С едой в тыловой части было не очень, и голодные солдатики шли на рынок, где попрошайничали: «Тетенька, дай хоть кусочек хлеба», но и «стырить», что плохо лежит, могли. Мать, работавшая в части поваром, вспоминала: «Начинаешь готовить, а за тобой пригляд ребят из наряда, голодных и жадных от постоянного недоедания. Рука не поднимется взять хотя бы кусок из общего котла. И страшно их, и жалко их. Устроилась как-то году в сорок третьем одна местная, карачаровская. Мы сразу предупредили её: «Только бога ради не возьми что-нибудь. Супа тарелку и каши тебе без того дадут. Здесь наешься, а для дома твоя карточка продовольственная цела». Так нет же, не выдержала, кусок маргарина сунула в лифчик перед уходом со смены. Солдаты, конечно, заметили. Сообщили на проходную. Там задержали её. Хорошо, командир полка, мужик боевой и душевный, не дал делу ход, ограничившись увольнением. А дома детей двое, и от мужа с фронта никаких вестей…»

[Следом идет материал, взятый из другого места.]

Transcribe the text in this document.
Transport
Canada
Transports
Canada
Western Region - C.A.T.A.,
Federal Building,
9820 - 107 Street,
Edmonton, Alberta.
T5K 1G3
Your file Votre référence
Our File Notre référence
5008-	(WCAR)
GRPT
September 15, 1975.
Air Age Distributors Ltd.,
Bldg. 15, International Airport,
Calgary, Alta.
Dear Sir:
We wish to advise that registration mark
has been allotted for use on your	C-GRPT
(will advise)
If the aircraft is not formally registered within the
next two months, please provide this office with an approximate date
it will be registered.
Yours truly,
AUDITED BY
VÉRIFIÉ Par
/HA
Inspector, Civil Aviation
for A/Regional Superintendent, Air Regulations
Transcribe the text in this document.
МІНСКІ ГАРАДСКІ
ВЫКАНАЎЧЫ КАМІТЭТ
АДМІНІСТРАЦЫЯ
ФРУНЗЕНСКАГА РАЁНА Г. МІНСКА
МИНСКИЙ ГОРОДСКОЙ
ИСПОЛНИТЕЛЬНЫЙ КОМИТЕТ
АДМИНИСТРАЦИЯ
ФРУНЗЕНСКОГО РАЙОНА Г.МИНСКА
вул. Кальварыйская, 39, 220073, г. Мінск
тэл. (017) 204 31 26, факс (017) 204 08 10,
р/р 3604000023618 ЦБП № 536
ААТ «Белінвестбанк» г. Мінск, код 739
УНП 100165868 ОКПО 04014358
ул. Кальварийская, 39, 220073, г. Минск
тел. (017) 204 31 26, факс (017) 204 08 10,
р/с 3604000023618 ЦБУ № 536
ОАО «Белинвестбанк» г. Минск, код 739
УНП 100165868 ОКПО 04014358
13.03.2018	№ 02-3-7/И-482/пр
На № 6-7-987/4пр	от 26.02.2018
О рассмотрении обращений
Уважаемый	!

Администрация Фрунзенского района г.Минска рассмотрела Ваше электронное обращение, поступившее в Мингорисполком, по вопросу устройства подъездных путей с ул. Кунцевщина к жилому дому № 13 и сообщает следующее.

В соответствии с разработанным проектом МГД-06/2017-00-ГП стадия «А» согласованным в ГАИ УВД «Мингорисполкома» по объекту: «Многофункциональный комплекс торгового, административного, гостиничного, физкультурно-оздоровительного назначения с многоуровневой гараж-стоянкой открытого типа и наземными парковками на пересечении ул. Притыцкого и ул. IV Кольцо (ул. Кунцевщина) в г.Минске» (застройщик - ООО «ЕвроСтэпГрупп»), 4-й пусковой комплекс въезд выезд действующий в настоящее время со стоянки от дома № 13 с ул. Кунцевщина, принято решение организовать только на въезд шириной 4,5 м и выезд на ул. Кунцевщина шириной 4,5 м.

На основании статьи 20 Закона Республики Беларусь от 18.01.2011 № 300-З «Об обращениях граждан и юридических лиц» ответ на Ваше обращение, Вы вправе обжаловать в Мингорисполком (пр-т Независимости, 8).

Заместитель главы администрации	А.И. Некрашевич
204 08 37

Вспоминаю новобранцев конца войны, худющих, бледных, тонкошеих (на чем только голова держалась?), в вечно распущенных, волочащихся обмотках. Чтобы представить их, достаточно взглянуть на нынешних подростков, убавить у них весу килограммов на десять, и готов солдат 44-го года.

Призывали уже семнадцатилетних юнцов и стариков, так что собирались в одной роте отцы и дети.

В части я бывал ежедневно, убегая из садика к матери. Здесь меня знали, постовые на входе не обращали на меня никакого внимания, и я проходил в часть беспрепятственно, шлялся по парку и казармам, смотрел вместе с солдатами в клубе кино, вместе с ними ходил на футбол. Страсть эта болельщицкая сохранилась по сей день.

Там, на местном стадионе Звезда», оставил после очередного матча свои новенькие сандалии. Не помню, почему снял, но помню, что домой явился радостный (наши выиграли!) и босой. Матери футбольные волнения неведомы, она сразу обратила внимание на ноги:

– Где сандалии?

Я пожимал в недоумении плечами. Сбегав на стадион, благо он рядом с нашим домом, ни людей, ни обуви не обнаружил. Даже поинтересоваться не у кого. Мать меня крепко «вздула». Она была горячая и вспыльчивая, но отходчивая. Только что с той отходчивости, если вначале получишь как следует под зад, а потом тебя поцелуют в щеку.

Болел часто и серьезно… Помнится, плохо держали ноги вследствие самой распространенной в голодные военные годы детской болезни – рахита. Затем были скарлатина и даже такое ныне забытое заболевание, как малярия. Видимо, хинина нахватался столько, что комары меня и сегодня не особенно тревожат. Но дело-то не только в болезнях: они давно забыты-перезабыты. Заболев, я лишался садика и оставался дома один. Мать от службы никто не освобождал: не полагались тогда больничные по уходу за ребенком. А оставаться одному в таком возрасте тягостно.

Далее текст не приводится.